The deeper problem, though, is our prevailing attitude towards technology, as if it's this panacea that's going to save us from goofing up at work or getting blown up on a plane, even if we take out rational thought processes.  I see this at work when an analyst fires up a piece of software that he doesn't really understand and spends two hours on an analysis that he could have done with a five minute hand calculation.  Oftentimes, he doesn't even know that his results are unreliable based on his inputs because he doesn't understand the fundamentals of what the software is trying to mimic.  I see this in the parent-hysteria marketplace with GPS trackers for our kids, as if a kidnapper would never think to toss the kid's backpack from the outset.  And we seem especially susceptible to technology worship when someone mentions the word "terrorist" or the phrase "homeland security".  These words should be re-labeled as "fear of the unknown."  How did we get so distrustful of our own instincts?
Is it the marketing, the fear of not being objective enough and/or getting sued, or are we just purely in lust with the whiz-bang factor of complicated machinery and the like?  I wish I knew.  

Here are a few facts to inform you of the impact of your choices at the airport this season:

1.  It wasn't so long ago that world-renowned hospital Cedars Sinai in Los Angeles was found to have accidentally zapped over 200 CT scan patients with more radiation than they thought they were using . . . This mistake went undetected for 18 months.  The CTs were set up by medical professionals.  The airport scanners are set up by the TSA.

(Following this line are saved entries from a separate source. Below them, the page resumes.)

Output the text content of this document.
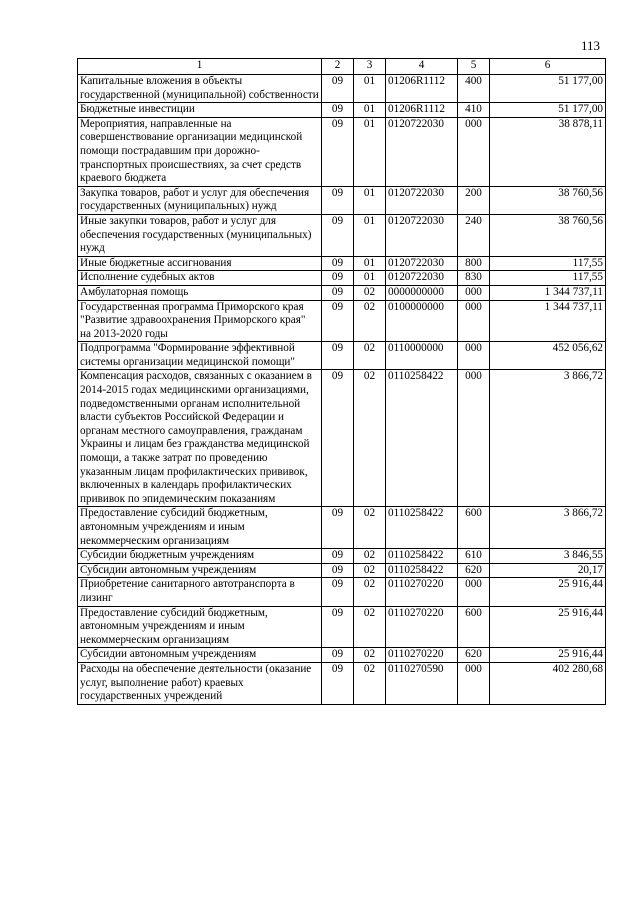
113
1	2	3	4	5	6
Капитальные вложения в объекты государственной (муниципальной) собственности	09	01	01206R1112	400	51 177,00
Бюджетные инвестиции	09	01	01206R1112	410	51 177,00
Мероприятия, направленные на совершенствование организации медицинской помощи пострадавшим при дорожно-транспортных происшествиях, за счет средств краевого бюджета	09	01	0120722030	000	38 878,11
Закупка товаров, работ и услуг для обеспечения государственных (муниципальных) нужд	09	01	0120722030	200	38 760,56
Иные закупки товаров, работ и услуг для обеспечения государственных (муниципальных) нужд	09	01	0120722030	240	38 760,56
Иные бюджетные ассигнования	09	01	0120722030	800	117,55
Исполнение судебных актов	09	01	0120722030	830	117,55
Амбулаторная помощь	09	02	0000000000	000	1 344 737,11
Государственная программа Приморского края "Развитие здравоохранения Приморского края" на 2013-2020 годы	09	02	0100000000	000	1 344 737,11
Подпрограмма "Формирование эффективной системы организации медицинской помощи"	09	02	0110000000	000	452 056,62
Компенсация расходов, связанных с оказанием в 2014-2015 годах медицинскими организациями, подведомственными органам исполнительной власти субъектов Российской Федерации и органам местного самоуправления, гражданам Украины и лицам без гражданства медицинской помощи, а также затрат по проведению указанным лицам профилактических прививок, включенных в календарь профилактических прививок по эпидемическим показаниям	09	02	0110258422	000	3 866,72
Предоставление субсидий бюджетным, автономным учреждениям и иным некоммерческим организациям	09	02	0110258422	600	3 866,72
Субсидии бюджетным учреждениям	09	02	0110258422	610	3 846,55
Субсидии автономным учреждениям	09	02	0110258422	620	20,17
Приобретение санитарного автотранспорта в лизинг	09	02	0110270220	000	25 916,44
Предоставление субсидий бюджетным, автономным учреждениям и иным некоммерческим организациям	09	02	0110270220	600	25 916,44
Субсидии автономным учреждениям	09	02	0110270220	620	25 916,44
Расходы на обеспечение деятельности (оказание услуг, выполнение работ) краевых государственных учреждений	09	02	0110270590	000	402 280,68
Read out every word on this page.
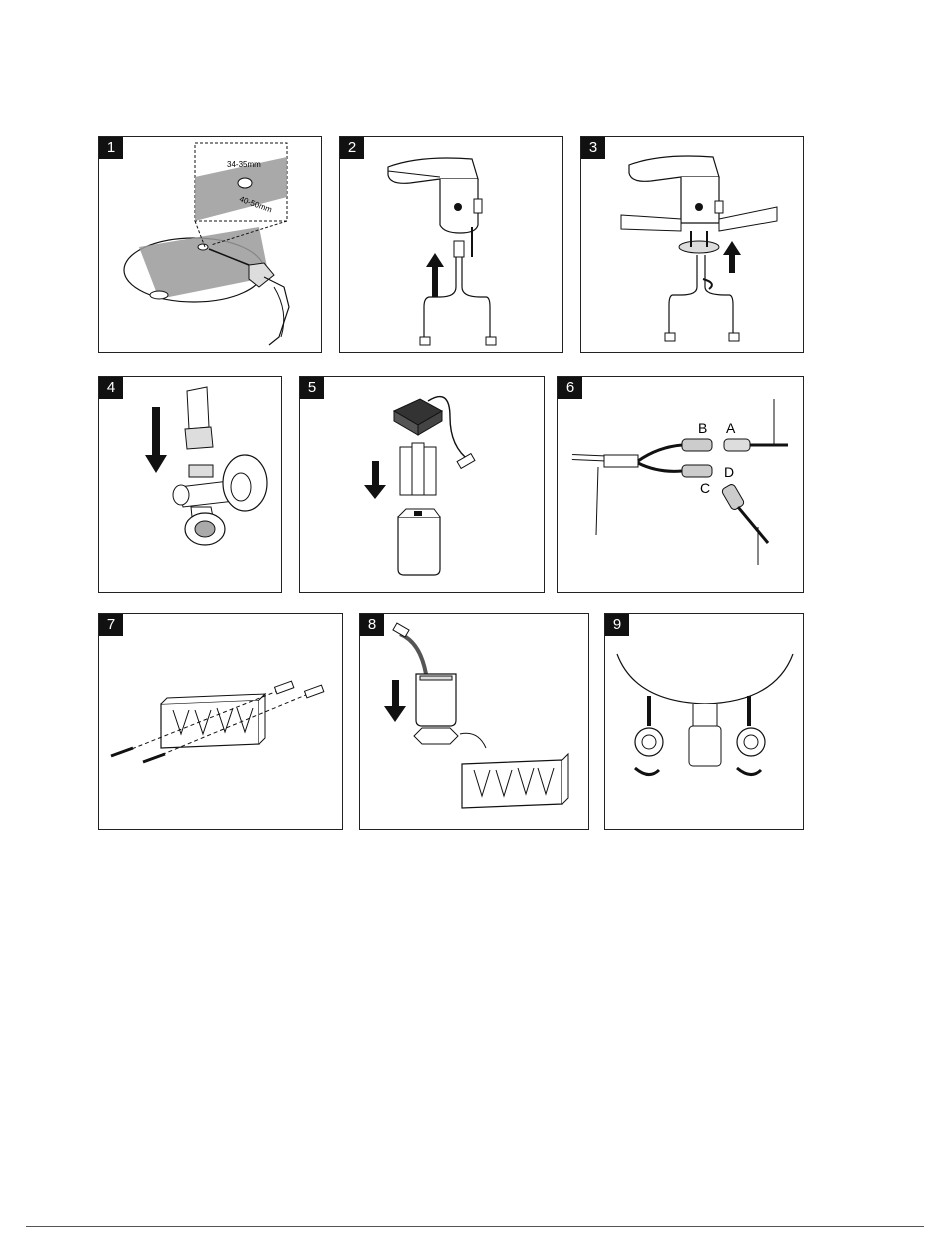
1
34-35mm
40-50mm
2	3
4	5	6
B A
C
D
7	8	9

3. The fourth Amendment to the Constitution of the United States guards against unlawful search and seizure.  I am pretty sure this extends to my private parts.  

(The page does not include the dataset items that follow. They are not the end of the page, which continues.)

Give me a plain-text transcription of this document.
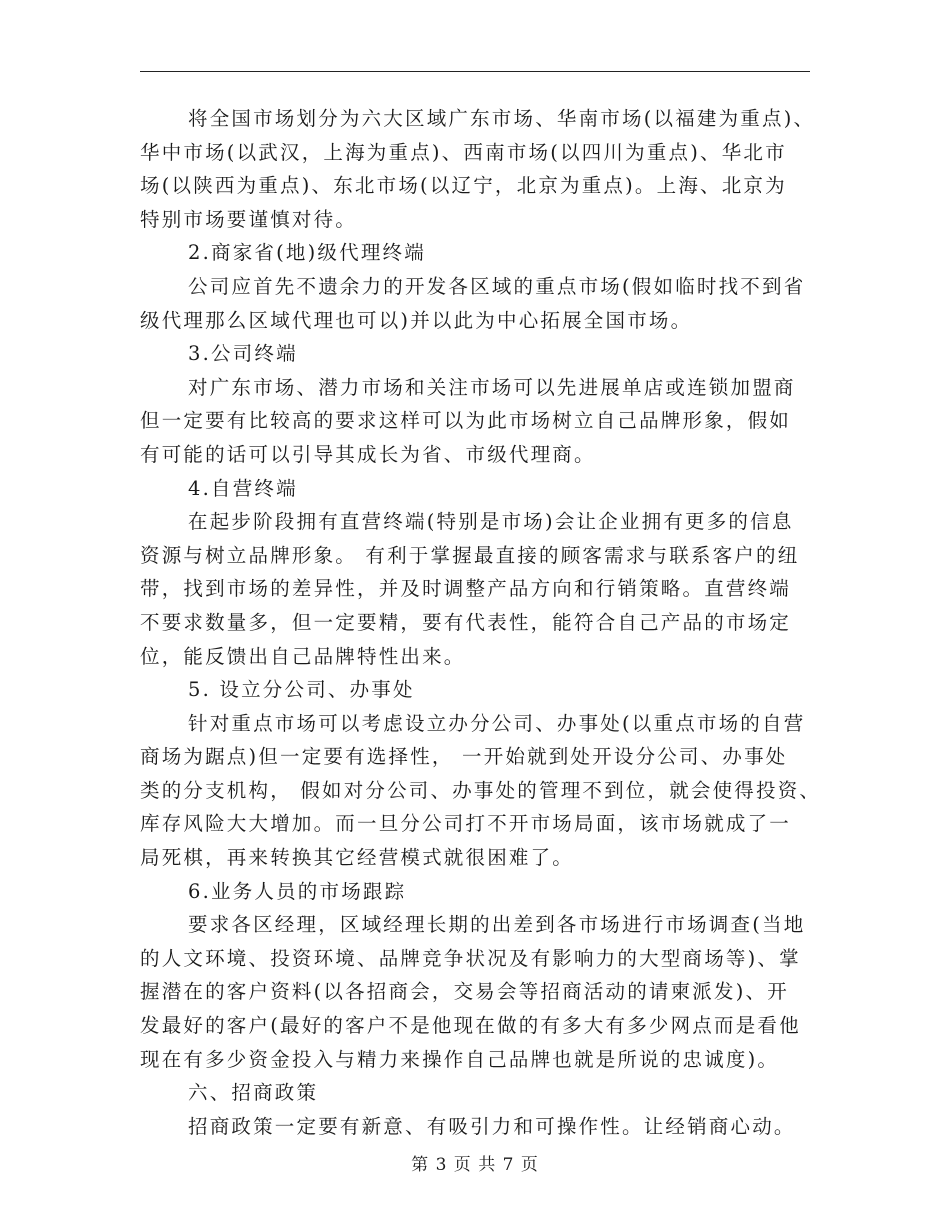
将全国市场划分为六大区域广东市场、华南市场(以福建为重点)、
华中市场(以武汉，上海为重点)、西南市场(以四川为重点)、华北市
场(以陕西为重点)、东北市场(以辽宁，北京为重点)。上海、北京为
特别市场要谨慎对待。
2.商家省(地)级代理终端
公司应首先不遗余力的开发各区域的重点市场(假如临时找不到省
级代理那么区域代理也可以)并以此为中心拓展全国市场。
3.公司终端
对广东市场、潜力市场和关注市场可以先进展单店或连锁加盟商
但一定要有比较高的要求这样可以为此市场树立自己品牌形象，假如
有可能的话可以引导其成长为省、市级代理商。
4.自营终端
在起步阶段拥有直营终端(特别是市场)会让企业拥有更多的信息
资源与树立品牌形象。 有利于掌握最直接的顾客需求与联系客户的纽
带，找到市场的差异性，并及时调整产品方向和行销策略。直营终端
不要求数量多，但一定要精，要有代表性，能符合自己产品的市场定
位，能反馈出自己品牌特性出来。
5. 设立分公司、办事处
针对重点市场可以考虑设立办分公司、办事处(以重点市场的自营
商场为踞点)但一定要有选择性， 一开始就到处开设分公司、办事处
类的分支机构， 假如对分公司、办事处的管理不到位，就会使得投资、
库存风险大大增加。而一旦分公司打不开市场局面，该市场就成了一
局死棋，再来转换其它经营模式就很困难了。
6.业务人员的市场跟踪
要求各区经理，区域经理长期的出差到各市场进行市场调查(当地
的人文环境、投资环境、品牌竞争状况及有影响力的大型商场等)、掌
握潜在的客户资料(以各招商会，交易会等招商活动的请柬派发)、开
发最好的客户(最好的客户不是他现在做的有多大有多少网点而是看他
现在有多少资金投入与精力来操作自己品牌也就是所说的忠诚度)。
六、招商政策
招商政策一定要有新意、有吸引力和可操作性。让经销商心动。
第 3 页 共 7 页
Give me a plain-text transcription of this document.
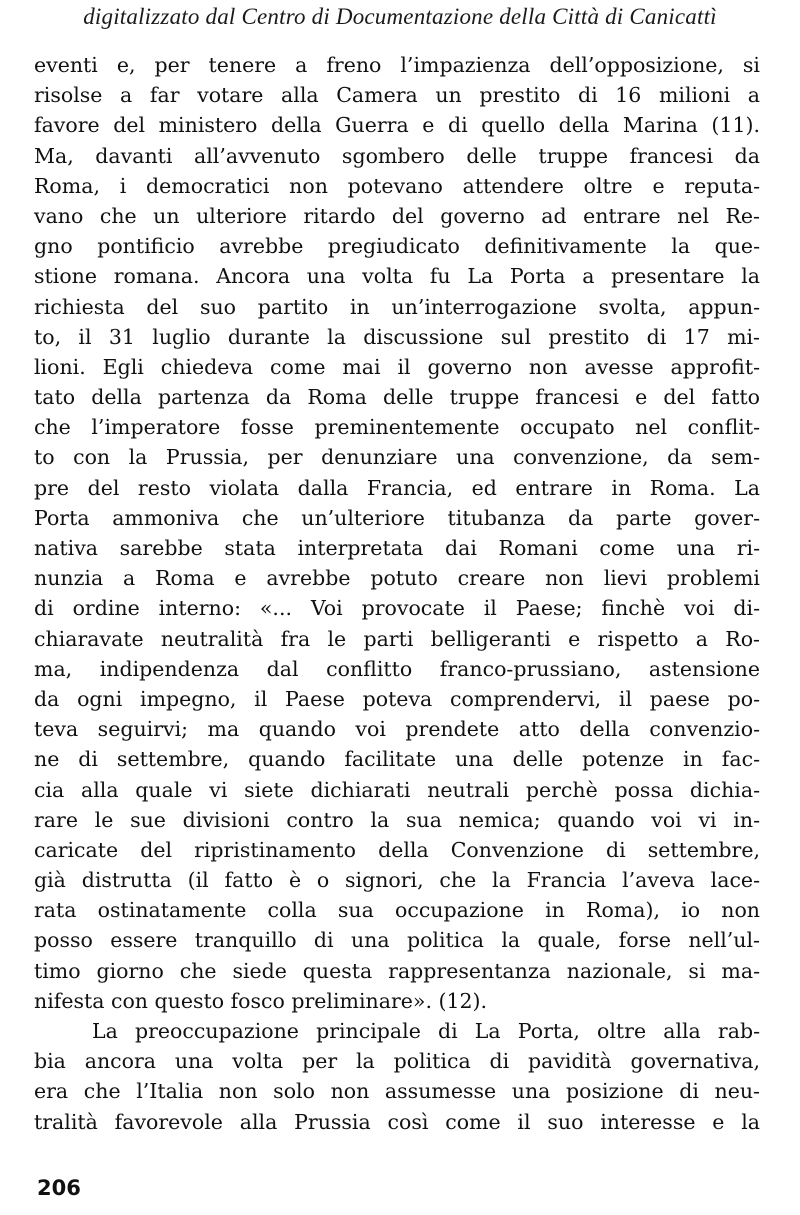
digitalizzato dal Centro di Documentazione della Città di Canicattì
eventi e, per tenere a freno l’impazienza dell’opposizione, si
risolse a far votare alla Camera un prestito di 16 milioni a
favore del ministero della Guerra e di quello della Marina (11).
Ma, davanti all’avvenuto sgombero delle truppe francesi da
Roma, i democratici non potevano attendere oltre e reputa-
vano che un ulteriore ritardo del governo ad entrare nel Re-
gno pontificio avrebbe pregiudicato definitivamente la que-
stione romana. Ancora una volta fu La Porta a presentare la
richiesta del suo partito in un’interrogazione svolta, appun-
to, il 31 luglio durante la discussione sul prestito di 17 mi-
lioni. Egli chiedeva come mai il governo non avesse approfit-
tato della partenza da Roma delle truppe francesi e del fatto
che l’imperatore fosse preminentemente occupato nel conflit-
to con la Prussia, per denunziare una convenzione, da sem-
pre del resto violata dalla Francia, ed entrare in Roma. La
Porta ammoniva che un’ulteriore titubanza da parte gover-
nativa sarebbe stata interpretata dai Romani come una ri-
nunzia a Roma e avrebbe potuto creare non lievi problemi
di ordine interno: «... Voi provocate il Paese; finchè voi di-
chiaravate neutralità fra le parti belligeranti e rispetto a Ro-
ma, indipendenza dal conflitto franco-prussiano, astensione
da ogni impegno, il Paese poteva comprendervi, il paese po-
teva seguirvi; ma quando voi prendete atto della convenzio-
ne di settembre, quando facilitate una delle potenze in fac-
cia alla quale vi siete dichiarati neutrali perchè possa dichia-
rare le sue divisioni contro la sua nemica; quando voi vi in-
caricate del ripristinamento della Convenzione di settembre,
già distrutta (il fatto è o signori, che la Francia l’aveva lace-
rata ostinatamente colla sua occupazione in Roma), io non
posso essere tranquillo di una politica la quale, forse nell’ul-
timo giorno che siede questa rappresentanza nazionale, si ma-
nifesta con questo fosco preliminare». (12).
La preoccupazione principale di La Porta, oltre alla rab-
bia ancora una volta per la politica di pavidità governativa,
era che l’Italia non solo non assumesse una posizione di neu-
tralità favorevole alla Prussia così come il suo interesse e la
206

4. This poor 3 year old girl.  I can't even imagine what I would do if they did this to my daughter.

5. Not one of the terror incidents on planes in the United States (including 9/11) would have been caught by this new scanning process or the pat-down and not by previous procedures.  Not one.  This process does not scan for liquids, so if you soak yourself in turpentine, you'd still get by (if you wore a ton of cologne I guess).

6. It is only a matter of time until a terrorist sidesteps this process somehow, builds a better bomb, etc.  We're treating this like an arms race when the terrorists treat it like more of a process to terrify us.  Looks like it's working very well.

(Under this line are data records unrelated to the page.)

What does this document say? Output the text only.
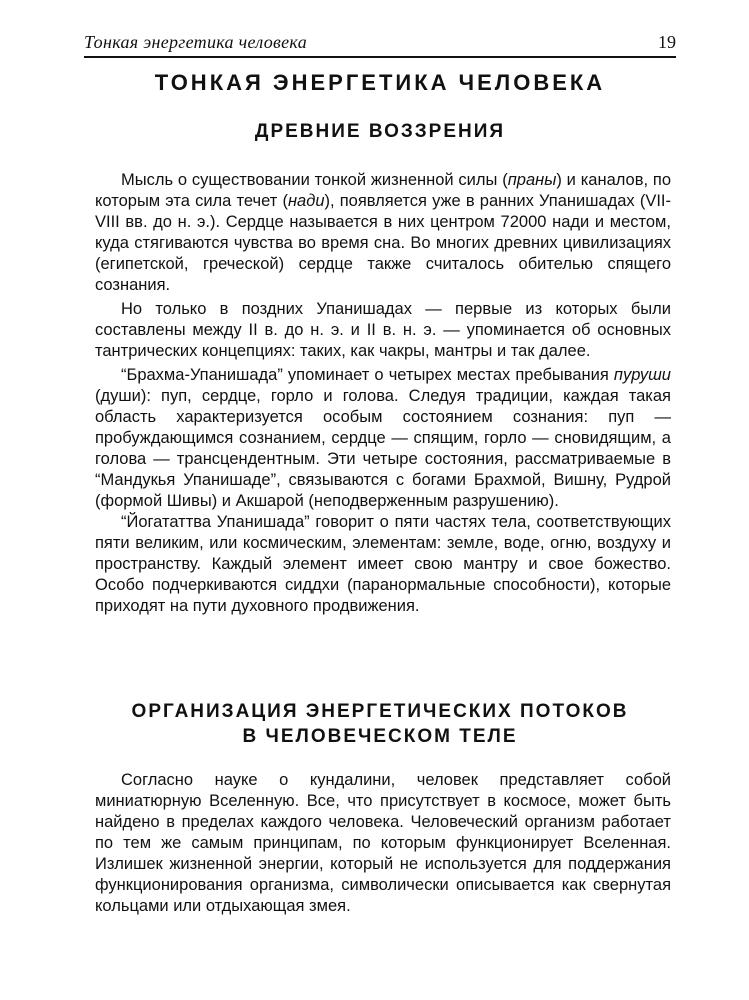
Тонкая энергетика человека	19
ТОНКАЯ ЭНЕРГЕТИКА ЧЕЛОВЕКА
ДРЕВНИЕ ВОЗЗРЕНИЯ

Мысль о существовании тонкой жизненной силы (праны) и каналов, по которым эта сила течет (нади), появляется уже в ранних Упанишадах (VII-VIII вв. до н. э.). Сердце называется в них центром 72000 нади и местом, куда стягиваются чувства во время сна. Во многих древних цивилизациях (египетской, греческой) сердце также считалось обителью спящего сознания.

Но только в поздних Упанишадах — первые из которых были составлены между II в. до н. э. и II в. н. э. — упоминается об основных тантрических концепциях: таких, как чакры, мантры и так далее.

“Брахма-Упанишада” упоминает о четырех местах пребывания пуруши (души): пуп, сердце, горло и голова. Следуя традиции, каждая такая область характеризуется особым состоянием сознания: пуп — пробуждающимся сознанием, сердце — спящим, горло — сновидящим, а голова — трансцендентным. Эти четыре состояния, рассматриваемые в “Мандукья Упанишаде”, связываются с богами Брахмой, Вишну, Рудрой (формой Шивы) и Акшарой (неподверженным разрушению).

“Йогататтва Упанишада” говорит о пяти частях тела, соответствующих пяти великим, или космическим, элементам: земле, воде, огню, воздуху и пространству. Каждый элемент имеет свою мантру и свое божество. Особо подчеркиваются сиддхи (паранормальные способности), которые приходят на пути духовного продвижения.

ОРГАНИЗАЦИЯ ЭНЕРГЕТИЧЕСКИХ ПОТОКОВ
В ЧЕЛОВЕЧЕСКОМ ТЕЛЕ

Согласно науке о кундалини, человек представляет собой миниатюрную Вселенную. Все, что присутствует в космосе, может быть найдено в пределах каждого человека. Человеческий организм работает по тем же самым принципам, по которым функционирует Вселенная. Излишек жизненной энергии, который не используется для поддержания функционирования организма, символически описывается как свернутая кольцами или отдыхающая змея.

7. People are getting rich off of this of course.  People you're at least vaguely familiar with.

8. Take a look at this book.  I read it while in college and it is still the best literature I have ever found on the topic.

9. If you are more inclined towards a business approach, I refer you to Lean and Theory of Constraints approaches - technology is almost never the answer.  As Edward Deming once said, "If you design it for any idiot to use, any idiot will."

In short, unless technology starts to approach the levels seen in The Matrix, all the scanners in the world are never going to be able to protect you as well as a human being with human instincts, intuition, and ability to read behavior, who has the backing of the authorities and/or their employer (as the case may be) to act on those instincts.  That applies to scanners as well as analysis software and stranger danger.